To investigate this idea, Lamb and Babu additively manufactured samples of 316L stainless steel, a material commonly used in marine and architectural applications, in two different build directions. Through a partnership with Georgia Tech’s High-Strain Rate Laboratory, they fired iron discs out of a gas gun at 560 miles an hour, striking each AM sample and a wrought control sample. Instruments embedded in the samples provided detailed information on how each sample fared—down to millionths of a second.

The AM samples took more stress than the wrought sample before deforming and endured less overall damage from the impact. Lamb was more excited, however, by the discovery that the AM samples were most durable when the impact was perpendicular to their build direction.

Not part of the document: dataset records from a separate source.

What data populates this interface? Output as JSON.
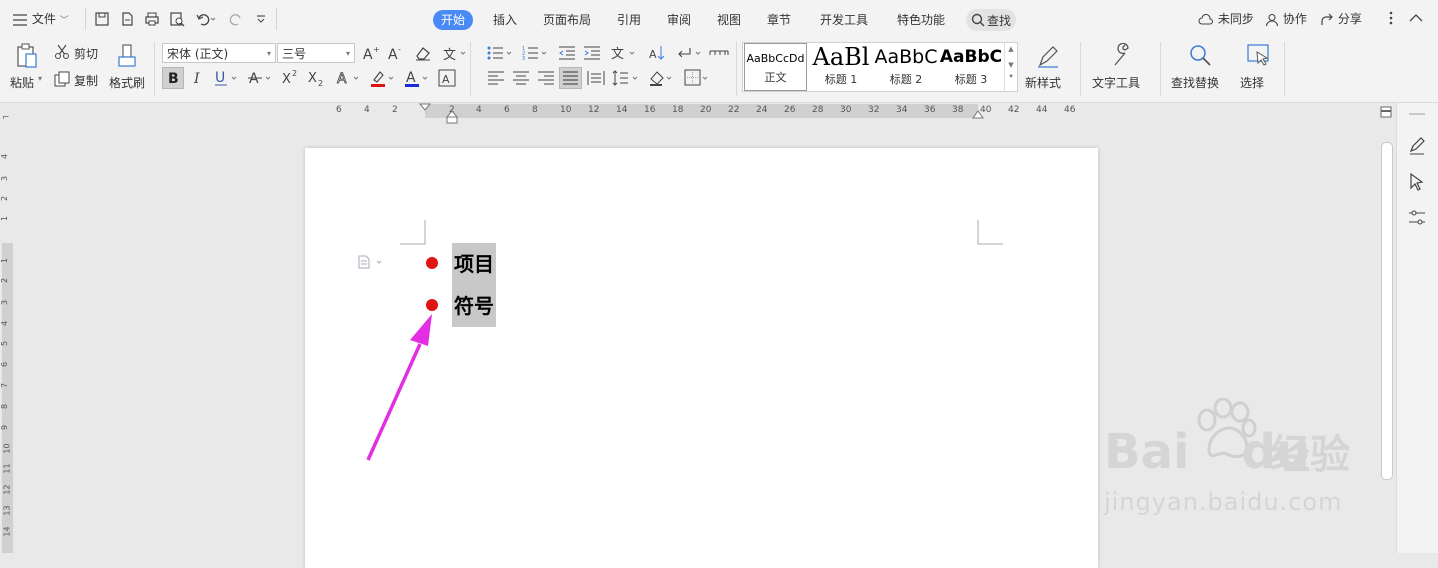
{
  "menu": {
    "file_label": "文件"
  },
  "tabs": [
    {
      "label": "开始",
      "active": true
    },
    {
      "label": "插入"
    },
    {
      "label": "页面布局"
    },
    {
      "label": "引用"
    },
    {
      "label": "审阅"
    },
    {
      "label": "视图"
    },
    {
      "label": "章节"
    },
    {
      "label": "开发工具"
    },
    {
      "label": "特色功能"
    }
  ],
  "search_label": "查找",
  "status": {
    "sync": "未同步",
    "collab": "协作",
    "share": "分享"
  },
  "ribbon": {
    "paste": "粘贴",
    "cut": "剪切",
    "copy": "复制",
    "format_painter": "格式刷",
    "font_name": "宋体 (正文)",
    "font_size": "三号",
    "new_style": "新样式",
    "text_tools": "文字工具",
    "find_replace": "查找替换",
    "select": "选择"
  },
  "styles": [
    {
      "sample": "AaBbCcDd",
      "name": "正文"
    },
    {
      "sample": "AaBl",
      "name": "标题 1"
    },
    {
      "sample": "AaBbC",
      "name": "标题 2"
    },
    {
      "sample": "AaBbC",
      "name": "标题 3"
    }
  ],
  "ruler": {
    "top_ticks": [
      "6",
      "4",
      "2",
      "2",
      "4",
      "6",
      "8",
      "10",
      "12",
      "14",
      "16",
      "18",
      "20",
      "22",
      "24",
      "26",
      "28",
      "30",
      "32",
      "34",
      "36",
      "38",
      "40",
      "42",
      "44",
      "46"
    ],
    "left_ticks": [
      "4",
      "3",
      "2",
      "1",
      "1",
      "2",
      "3",
      "4",
      "5",
      "6",
      "7",
      "8",
      "9",
      "10",
      "11",
      "12",
      "13",
      "14"
    ]
  },
  "document": {
    "items": [
      "项目",
      "符号"
    ]
  },
  "colors": {
    "accent": "#4a8af4",
    "bullet": "#e01313",
    "arrow": "#e32ee3",
    "selection": "#c8c8c8"
  },
  "watermark": {
    "brand": "Bai",
    "brand2": "du",
    "cn": "经验",
    "url": "jingyan.baidu.com"
  }
}
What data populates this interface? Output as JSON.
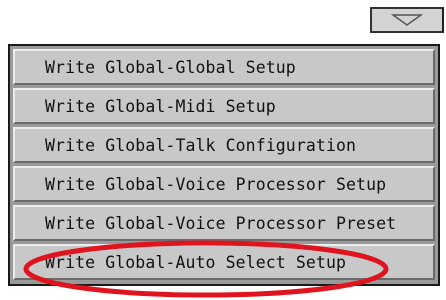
{
  "dropdown": {
    "toggle_icon": "triangle-down-icon",
    "items": [
      {
        "label": "Write Global-Global Setup"
      },
      {
        "label": "Write Global-Midi Setup"
      },
      {
        "label": "Write Global-Talk Configuration"
      },
      {
        "label": "Write Global-Voice Processor Setup"
      },
      {
        "label": "Write Global-Voice Processor Preset"
      },
      {
        "label": "Write Global-Auto Select Setup"
      }
    ]
  },
  "annotation": {
    "color": "#e0141e",
    "shape": "ellipse",
    "target": "Write Global-Auto Select Setup"
  }
}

“This means we can change where an AM material will be damaged, and how badly, by considering the direction of expected impact when we design it,” he said.

Additive manufacturing is a promising technique because it can be used to create complex structures that are difficult and expensive to create from wrought materials, but the stress tolerance of those pieces has been a persistent worry.

By challenging what seemed to be an obvious inference, Lamb and Babu have demonstrated that those parts can be manufactured at low cost without sacrificing reliability.

“That is something unique about UT,” Babu reflected. “We train our students to ask foundational questions rather than just accepting an untested consensus. It’s what we are known for, and we are good at it—as Dr. Lamb has demonstrated.”